Understanding AEP Identities
08 May 2022 » Platform
Now that you understand what the Experience Data Model (XDM) is, let’s move to another critical element of the AEP puzzle: identities. In theory, they look simple but, under the hood, they can become complex and difficult to manage.
In one of my first posts on AEP, Introduction to the Adobe Experience Platform - Part 2, I briefly touched on the concept of identities and the identity service. You may remember the following diagram:
Today I am going to do a deep dive into this concept.
Primary vs additional identifiers
One way of classifying the identifiers in a schema is by the following division:
- Primary. This is a mandatory field in an AEP schema. This means that all entries in a dataset that use this schema must have a value for this field. You can choose (almost) whatever field you want in the schema, as long as it is unique. Think of it as the primary key in an RDBMS. As such, there can only be one primary identity per schema. You configure it by checking the “Identity” and the “Primary identity” checkboxes for the field.
- Additional. Once you have a primary identifier, you can choose as many additional identities as you want. Entries in a dataset may or may not have a value for additional identities. You configure them by only selecting “Identity”.
Let’s use an example to make it easier to understand. When ingesting data in AEP from a CRM, we expect all entries from the CRM to have a CRM ID (the primary identifier). We also expect to have an email address, but it may not be present in all cases (additional identity).
Namespaces
In the previous screenshot, you will have noticed that there is an extra mandatory configuration parameter for identity fields: the namespace. The documentation (I suggest you review this page, as it has clear diagrams) defines a namespace as:
[…] namespaces are a component of Identity Service that serve as indicators of the context to which an identity relates.
Another way of understanding it is as a pool of identity values. As we will see a bit below, AEP looks for matches within a namespace to link profile fragments in a single unified profile. Another objective of the namespace is to keep different identity types separated. For example, 12345 may be a CRM ID and an ECID and we want AEP not to merge profiles due to this random coincidence. As we will see a bit below, AEP looks for matches within a namespace to link profile fragments in a single unified profile.

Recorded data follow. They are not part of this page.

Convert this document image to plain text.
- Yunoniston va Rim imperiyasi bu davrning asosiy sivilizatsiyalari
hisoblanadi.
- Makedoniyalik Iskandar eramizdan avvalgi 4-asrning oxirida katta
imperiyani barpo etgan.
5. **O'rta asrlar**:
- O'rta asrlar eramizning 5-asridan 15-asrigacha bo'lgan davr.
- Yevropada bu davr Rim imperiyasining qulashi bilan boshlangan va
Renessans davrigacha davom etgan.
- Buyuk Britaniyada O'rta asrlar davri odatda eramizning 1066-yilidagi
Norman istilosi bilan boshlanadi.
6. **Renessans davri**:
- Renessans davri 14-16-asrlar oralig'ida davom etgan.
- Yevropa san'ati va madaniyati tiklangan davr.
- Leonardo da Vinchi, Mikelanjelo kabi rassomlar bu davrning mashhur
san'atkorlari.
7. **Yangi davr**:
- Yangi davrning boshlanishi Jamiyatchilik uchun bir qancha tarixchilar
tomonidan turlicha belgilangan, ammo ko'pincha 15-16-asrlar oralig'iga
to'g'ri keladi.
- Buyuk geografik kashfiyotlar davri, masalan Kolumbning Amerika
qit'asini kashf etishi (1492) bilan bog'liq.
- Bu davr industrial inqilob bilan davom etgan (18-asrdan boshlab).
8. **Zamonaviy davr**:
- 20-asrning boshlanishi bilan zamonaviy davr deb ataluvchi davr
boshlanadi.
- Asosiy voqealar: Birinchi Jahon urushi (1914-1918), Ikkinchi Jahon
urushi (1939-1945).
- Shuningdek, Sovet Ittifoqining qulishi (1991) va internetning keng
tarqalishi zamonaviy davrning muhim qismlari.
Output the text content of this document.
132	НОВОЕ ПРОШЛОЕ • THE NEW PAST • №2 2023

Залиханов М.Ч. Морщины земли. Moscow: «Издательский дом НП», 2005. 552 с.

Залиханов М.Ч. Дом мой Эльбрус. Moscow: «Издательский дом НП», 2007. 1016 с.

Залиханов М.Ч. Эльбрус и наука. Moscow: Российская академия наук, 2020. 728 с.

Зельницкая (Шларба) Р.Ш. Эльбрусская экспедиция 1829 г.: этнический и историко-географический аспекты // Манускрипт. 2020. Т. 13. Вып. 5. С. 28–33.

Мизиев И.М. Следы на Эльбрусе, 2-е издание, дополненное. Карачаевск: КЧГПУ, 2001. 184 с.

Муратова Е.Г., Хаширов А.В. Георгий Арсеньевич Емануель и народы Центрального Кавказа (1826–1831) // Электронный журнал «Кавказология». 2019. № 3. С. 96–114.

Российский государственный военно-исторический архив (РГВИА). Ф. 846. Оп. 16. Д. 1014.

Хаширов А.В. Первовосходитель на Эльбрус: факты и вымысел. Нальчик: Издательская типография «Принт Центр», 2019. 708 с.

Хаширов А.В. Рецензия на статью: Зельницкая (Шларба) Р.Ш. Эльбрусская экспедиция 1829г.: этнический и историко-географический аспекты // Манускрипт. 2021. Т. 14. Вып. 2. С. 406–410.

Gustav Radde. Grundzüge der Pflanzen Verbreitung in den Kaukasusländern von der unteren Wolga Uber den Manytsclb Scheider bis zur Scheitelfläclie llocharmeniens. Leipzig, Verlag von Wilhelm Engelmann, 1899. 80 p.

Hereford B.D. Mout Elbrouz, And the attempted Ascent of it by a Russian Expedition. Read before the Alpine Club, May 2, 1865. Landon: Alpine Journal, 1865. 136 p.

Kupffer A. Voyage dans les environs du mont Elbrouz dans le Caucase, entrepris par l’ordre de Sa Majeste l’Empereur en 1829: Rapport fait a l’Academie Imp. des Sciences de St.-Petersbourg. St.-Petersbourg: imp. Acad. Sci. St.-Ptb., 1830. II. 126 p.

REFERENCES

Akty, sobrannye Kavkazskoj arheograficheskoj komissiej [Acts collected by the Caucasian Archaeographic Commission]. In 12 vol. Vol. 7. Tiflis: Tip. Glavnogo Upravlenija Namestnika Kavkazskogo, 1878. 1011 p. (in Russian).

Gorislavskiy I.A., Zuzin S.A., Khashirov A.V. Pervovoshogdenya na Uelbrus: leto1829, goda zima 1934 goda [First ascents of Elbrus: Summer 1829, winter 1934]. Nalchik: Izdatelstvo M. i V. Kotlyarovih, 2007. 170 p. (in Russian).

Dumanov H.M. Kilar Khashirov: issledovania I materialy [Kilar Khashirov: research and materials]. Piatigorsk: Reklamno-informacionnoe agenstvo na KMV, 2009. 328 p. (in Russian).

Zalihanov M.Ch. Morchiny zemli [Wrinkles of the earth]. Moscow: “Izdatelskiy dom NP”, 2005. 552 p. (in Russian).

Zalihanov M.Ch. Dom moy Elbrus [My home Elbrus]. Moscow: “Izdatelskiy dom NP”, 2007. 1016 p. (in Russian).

There are many out-of-the-box namespaces and you should use them in the first place. Only if there is nothing that matches your identity type, you should create a new namespace. Typical examples are email, ECID, phone…
Identity graph
Identities are very important for a reason: to build an identity graph. An identity graph is a constellation of IDs that belong to the same customer. This capability is central to any CDP and I would argue that it is the single most important capability. The rest of the capabilities that any CDP offers stem from this one. You could think of AEP as an engine that is fixated on finding matches in identity namespaces.
While this is by no means the algorithm that is used, it will help you understand how the identity graph works:
- AEP ingests data from a data source into a dataset.
- If the fragment does not contain the primary identifier, it is discarded.
- AEP looks for the value of primary identity in its namespace.
- If the value is not found, it is added to the namespace.
- For each additional identity that is present in the entry: a. A link between the primary and the additional identities is stored in the identity graph. b. If the value of the additional identity is not found in its namespace, it is added.
The end result is that, in the identity graph, all identifiers within the various namespaces that correspond to the same customer, are linked. If I query the identity graph with a pair namespace:identity, I will get in return all other identities that are linked to it. This is what the unified profile does:
- For a given identity, it searches for its identity graph
- It looks for all fragments that correspond to all the identities in the graph
- Using the merge policies, it generates the profile
What makes a good identifier?
I have mentioned it above and I will reiterate it here again: identity fields must have a strict 1:1 relationship with the customer. This is what I mean by unique. If there is a possibility that two or more customers share the same value in an identity field, you must look for other identities.
When working with data sources, one of the key tasks during the discovery phase is to find their primary and additional identifiers. Look for the following fields in the data sources, which tend to be good candidates:
- Email address
- CRM ID
- Primary keys generated by a database
- ECID
- Order ID
I would not recommend the telephone number, as the carriers recycle those that are not used anymore.
Although this seems like a straightforward task, my experience shows that it is not that simple. Be prepared to face situations like:
- Due to legacy reasons, different databases may use different IDs, which are not compatible between them.
- Various profiles may be sharing the same email address. For example, parents using their email address also for their children.
- The entities that the data sources send to AEP do not represent individuals. For example, a bank client may have multiple bank accounts.
- Legal reasons prevent sharing the IDs with AEP.
The solution? Well, while I am not an expert in data science, I believe there is no standard approach to come up with a unique ID that will work with AEP. You will need to get creative and evaluate different options. It may help to know that, using data prep, you can combine fields and create hashes of fields.